You are missing the point. What is wrong with above change is that two threads can
sequentially enter into the "if (arr && inode) { }" block, for we are not checking
whether the slot is already NULL or not. The cmpxchg() is the magic that guarantees
that only one thread can enter into that block.

>>
>> Even if you also change the "if (arr && inode) {" check in order to make sure that
>> the second-reached thread won't again hit the "*arr = igrab(inode)" line when the
>> first-reached thread already hit the "*arr = igrab(inode)" line, the second-reached
>> thread is fully blocked by the first-reached thread.
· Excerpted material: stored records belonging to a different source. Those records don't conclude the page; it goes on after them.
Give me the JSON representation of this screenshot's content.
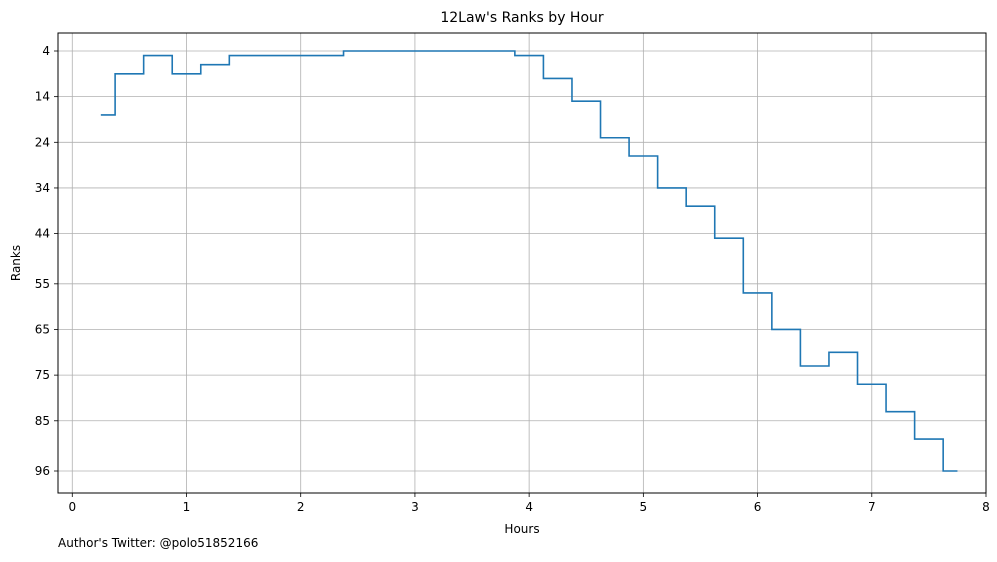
{
  "chart_data": {
    "type": "line",
    "title": "12Law's Ranks by Hour",
    "xlabel": "Hours",
    "ylabel": "Ranks",
    "step": "mid",
    "y_inverted": true,
    "grid": true,
    "xlim": [
      -0.125,
      8.0
    ],
    "ylim": [
      100,
      1
    ],
    "xticks": [
      0,
      1,
      2,
      3,
      4,
      5,
      6,
      7,
      8
    ],
    "yticks": [
      4,
      14,
      24,
      34,
      44,
      55,
      65,
      75,
      85,
      96
    ],
    "series": [
      {
        "color": "#1f77b4",
        "x": [
          0.25,
          0.5,
          0.75,
          1.0,
          1.25,
          1.5,
          1.75,
          2.0,
          2.25,
          2.5,
          2.75,
          3.0,
          3.25,
          3.5,
          3.75,
          4.0,
          4.25,
          4.5,
          4.75,
          5.0,
          5.25,
          5.5,
          5.75,
          6.0,
          6.25,
          6.5,
          6.75,
          7.0,
          7.25,
          7.5,
          7.75
        ],
        "y": [
          18,
          9,
          5,
          9,
          7,
          5,
          5,
          5,
          5,
          4,
          4,
          4,
          4,
          4,
          4,
          5,
          10,
          15,
          23,
          27,
          34,
          38,
          45,
          57,
          65,
          73,
          70,
          77,
          83,
          89,
          96
        ]
      }
    ]
  },
  "footer": "Author's Twitter: @polo51852166"
}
Not serializing two threads
>> allows these threads to return as quick as serializing these threads.
> 
> with the mutex protection removed, and relying on igrab()'s internal spinlock,
> the code logic is already correct for concurrency. 
> 
> there are two kinds of locks involved in this discussion: 
> - inode->i_lock: protects the inode's refcount (used by igrab())
> - osb->system_file_mutex: protects the array slot.

You are missing the point. The lock used inside igrab() is irrelevant.
The cmpxchg() is the lock that protects the array slot (in other words,
serializes two threads) without using the system_file_mutex lock.